2005 war das einzige Jahr, in dem die Erhöhung der Mindestpensionen unter der Teuerungsrate lag. Nun steht die nächste deutliche Entwicklung nach oben bevor, weil die Ausgleichszulagen von 966 Euro im Monat extra erstmals auf 1.000 Euro brutto im Monat angehoben werden.

Höhere Mindestpensionen zur Armutsbekämpfung

Auf Nachfrage zur Entwicklung bei den Ausgleichszulagen stellt sich der Vorsitzende der Alterssicherungskommission, Walter Pöltner, hinter die außertourliche Erhöhung dieser sogenannten Mindestpensionen.
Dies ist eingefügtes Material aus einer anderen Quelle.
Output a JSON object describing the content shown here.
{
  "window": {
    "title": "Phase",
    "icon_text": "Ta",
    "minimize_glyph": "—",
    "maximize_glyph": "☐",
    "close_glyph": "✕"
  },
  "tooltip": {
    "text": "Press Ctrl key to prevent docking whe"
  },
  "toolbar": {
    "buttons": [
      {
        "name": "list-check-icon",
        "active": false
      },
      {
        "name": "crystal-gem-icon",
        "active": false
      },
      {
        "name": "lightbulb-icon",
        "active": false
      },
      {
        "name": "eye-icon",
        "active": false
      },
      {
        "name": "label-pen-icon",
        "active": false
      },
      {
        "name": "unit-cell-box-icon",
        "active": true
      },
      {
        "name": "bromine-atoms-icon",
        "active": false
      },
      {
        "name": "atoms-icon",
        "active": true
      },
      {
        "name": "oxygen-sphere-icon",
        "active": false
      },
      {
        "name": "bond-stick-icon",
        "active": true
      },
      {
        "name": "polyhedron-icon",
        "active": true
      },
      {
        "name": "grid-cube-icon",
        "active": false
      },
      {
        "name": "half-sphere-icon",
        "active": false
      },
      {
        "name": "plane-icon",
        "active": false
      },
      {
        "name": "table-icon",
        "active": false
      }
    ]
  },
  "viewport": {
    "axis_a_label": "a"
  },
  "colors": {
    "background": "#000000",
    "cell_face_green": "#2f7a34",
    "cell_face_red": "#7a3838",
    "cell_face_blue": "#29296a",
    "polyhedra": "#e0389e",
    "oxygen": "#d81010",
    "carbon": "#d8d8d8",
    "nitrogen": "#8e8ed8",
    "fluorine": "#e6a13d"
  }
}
Dabei handle es sich um "Armutsbekämpfung", erläutert er im Gespräch mit der "Wiener Zeitung". Der Staat wolle in Österreich ein menschenwürdiges Altern und ein halbwegs menschenwürdiges Dasein schaffen. "Das ist ein gesellschaftlicher Wert", betont Pöltner: "Wir reden von 1.000 Euro im Monat."

Dabei gehe es immer um das "Spannungsfeld zwischen Sozialprinzip und Versicherungsprinzip" bei den Pensionen, erklärt der Kommissionschef. Beim Sozialprinzip liegt der Schwerpunkt mangels ausreichend hoher und/oder langer Versicherungszeiten auf dem sozialen Aspekt einer Absicherung im Alter. Beim Versicherungsprinzip kommt hingegen stärker zum Tragen, wie viel jemand in die Pensionsversicherung eingezahlt hat.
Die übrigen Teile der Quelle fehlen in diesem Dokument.